L'histoire :
Avant de se retrouver la corde au cou dans ce beau pays chaud, Edgar vivait super loin. De l’autre côté de la mer. Le bled est déserté depuis si longtemps, d’ailleurs, qu’Edgar n’en connait même plus le nom. Il croit aussi en être le dernier survivant : les guerres et les épidémies sont passées par là. Aussi, pour ne pas finir comme eux, notre bonhomme décide un beau jour de partir. Sac sur le dos et petit gris-gris en or offert par Mémé, il prend la direction du Sud, vanté depuis belle lurette comme étant l’Eldorado. Il sait qu’il lui faudra traverser la mer pour que, de l’autre côté, il ait de quoi vivre. Oh ! Il ne demande pas grand-chose : juste un petit taf tranquille pour finir ses jours pépère. En attendant, il a de la route à faire. Il commence par descendre la colline pour s’apercevoir d’ailleurs qu’il n’est jamais allé aussi loin de chez lui. Après quelques jours de marche, il traverse des vieilles cités, dort dans des vieux musées qui ne servent décidément à rien. Après, et bien avant de trouver un passeur, il se coltine un vieux barbu qui connait le chemin à suivre mais qui a la langue trop bien… pendue.
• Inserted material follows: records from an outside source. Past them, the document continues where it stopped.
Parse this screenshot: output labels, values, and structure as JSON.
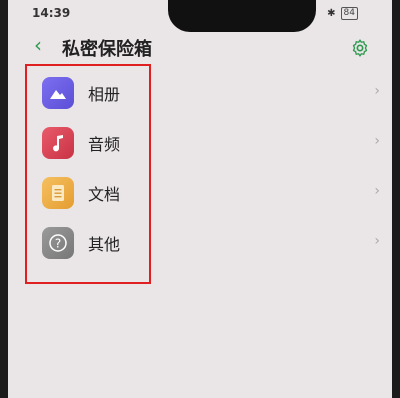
{
  "status": {
    "time": "14:39",
    "battery": "84"
  },
  "header": {
    "title": "私密保险箱"
  },
  "items": [
    {
      "label": "相册",
      "icon": "photo-icon",
      "color": "#6b5ee2"
    },
    {
      "label": "音频",
      "icon": "music-icon",
      "color": "#d94356"
    },
    {
      "label": "文档",
      "icon": "document-icon",
      "color": "#f0b04a"
    },
    {
      "label": "其他",
      "icon": "question-icon",
      "color": "#888888"
    }
  ],
  "colors": {
    "accent": "#2e9a4f",
    "highlight": "#e02020"
  }
}
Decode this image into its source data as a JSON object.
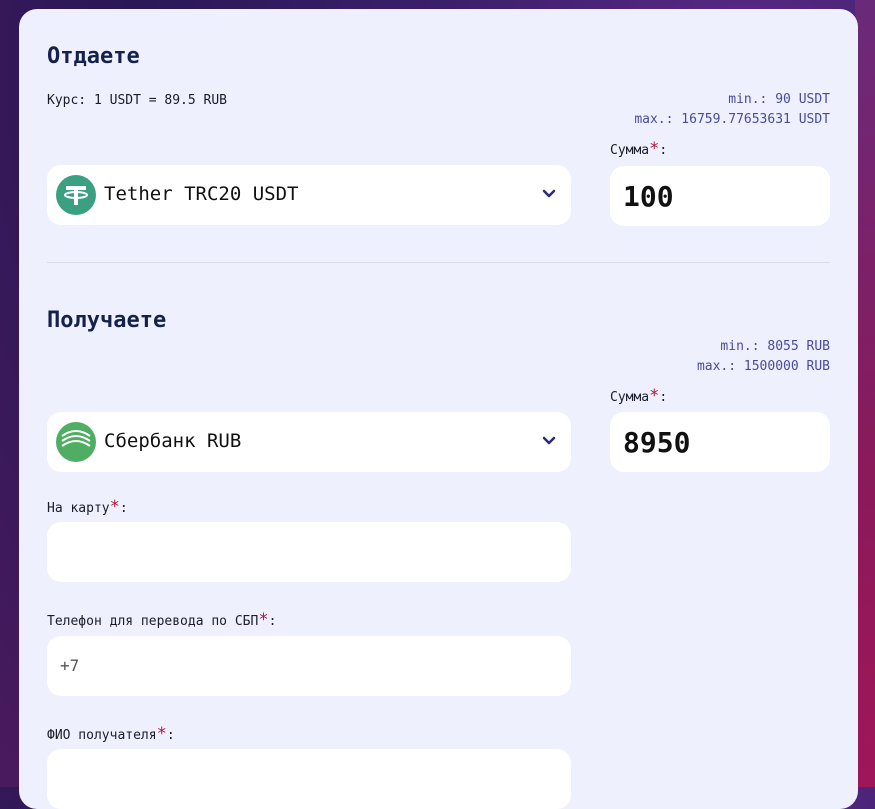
{
  "give": {
    "title": "Отдаете",
    "rate": "Курс: 1 USDT = 89.5 RUB",
    "min": "min.: 90 USDT",
    "max": "max.: 16759.77653631 USDT",
    "currency": "Tether TRC20 USDT",
    "amount_label": "Сумма",
    "amount_value": "100",
    "coin_color": "#3aa07f"
  },
  "receive": {
    "title": "Получаете",
    "min": "min.: 8055 RUB",
    "max": "max.: 1500000 RUB",
    "currency": "Сбербанк RUB",
    "amount_label": "Сумма",
    "amount_value": "8950",
    "coin_color": "#4fae63"
  },
  "fields": {
    "card_label": "На карту",
    "card_value": "",
    "phone_label": "Телефон для перевода по СБП",
    "phone_value": "+7",
    "name_label": "ФИО получателя",
    "name_value": ""
  },
  "required_mark": "*",
  "colon": ":"
}
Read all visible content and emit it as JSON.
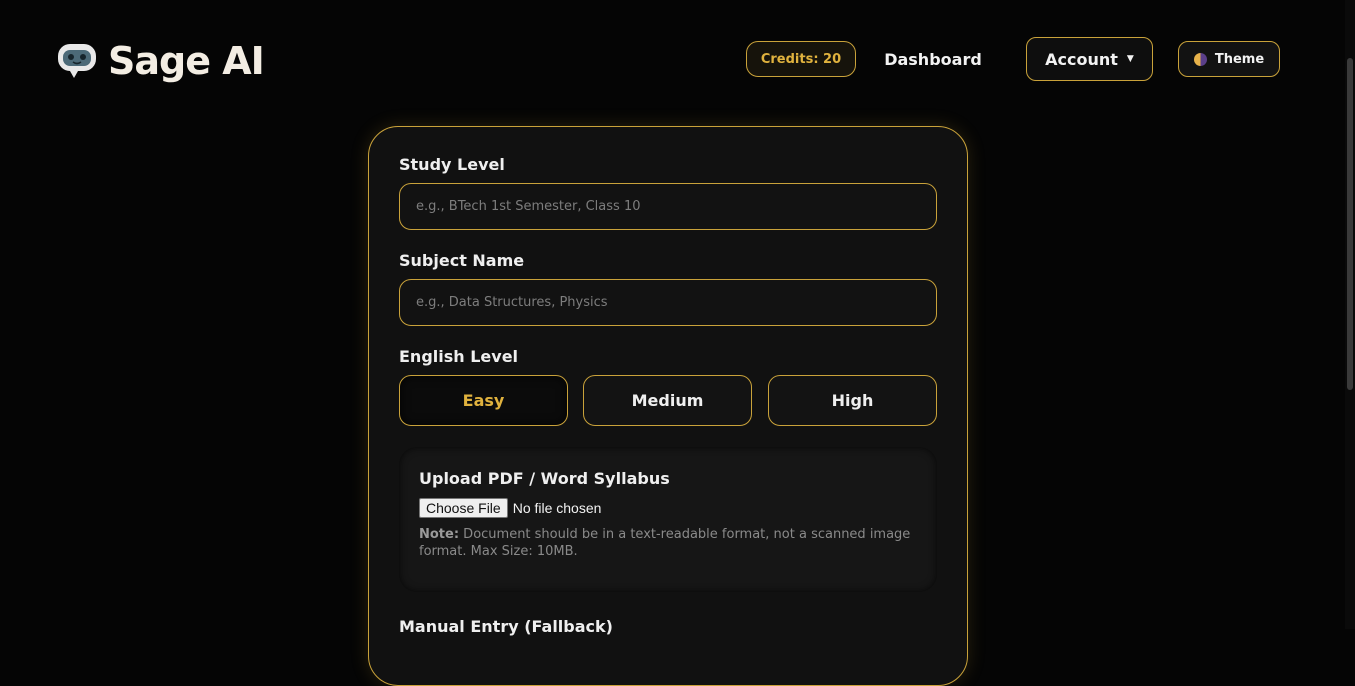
{
  "header": {
    "brand": "Sage AI",
    "credits_label": "Credits: 20",
    "dashboard_label": "Dashboard",
    "account_label": "Account",
    "theme_label": "Theme"
  },
  "form": {
    "study_level": {
      "label": "Study Level",
      "placeholder": "e.g., BTech 1st Semester, Class 10",
      "value": ""
    },
    "subject_name": {
      "label": "Subject Name",
      "placeholder": "e.g., Data Structures, Physics",
      "value": ""
    },
    "english_level": {
      "label": "English Level",
      "options": [
        "Easy",
        "Medium",
        "High"
      ],
      "selected": "Easy"
    },
    "upload": {
      "title": "Upload PDF / Word Syllabus",
      "choose_button": "Choose File",
      "file_status": "No file chosen",
      "note_prefix": "Note:",
      "note_text": " Document should be in a text-readable format, not a scanned image format. Max Size: 10MB."
    },
    "manual_entry_label": "Manual Entry (Fallback)"
  },
  "colors": {
    "accent": "#c9a23a",
    "accent_text": "#e0b23e",
    "background": "#050505",
    "card": "#111111"
  },
  "icons": {
    "logo": "robot-chat-bubble-icon",
    "account_caret": "caret-down-icon",
    "theme": "half-moon-theme-icon"
  }
}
Ce qu'on en pense sur la planète BD :
Une corde au cou avec joli nœud coulant pour collier, le mec sirote le dernier godet du condamné. Son hôte, la mine draculesque du gars prêt à lui suçoter les veines ou à calancher dans la minute qui vient, écoute le Gus s’épancher, avant qu’il ne retourne sur le gibet. Pourquoi ? Comment ? C’est là tout l’objet de cette fable acide, déroulée à dose d’humour noir parfaitement distillé et mettant en scène le voyage de notre Edgar : de sa bonne vieille Europe en ruine jusqu’à sa potence d’Orient. Voyage, rencontres de vagabondage, guerres violentes, île mirifique et joli gain de loterie construiront cette destinée au cynisme ciselée. Surtout, l’ensemble s’amusera à montrer notre univers tel qu’il pourrait devenir, en poussant juste un brin les curseurs. Ceux de notre égoïsme, de notre méchanceté ou de notre indéfectible besoin de marcher sur la tronche du voisin pour survivre encore un peu. La fable joue une partition grinçante de la nature humaine, soulève quelques-unes de nos problématiques (les flux migratoires, les rapports Nord-Sud, le devenir de la culture…) et se gausse de son pessimisme de bout en bout. Les dialogues sont fleuris et percutants, les protagonistes de parfaits méchants ou d’impeccables salopards, pour rendre l’ensemble aussi drôlement noir que captivant. La partition graphique met habilement en scène ce véritable petit conte d’anticipation. Elle use en particulier de masses d’encre de Chine très à propos et offre des gueules donnant très envie de ne pas vivre assez longtemps pour les voir en vrai.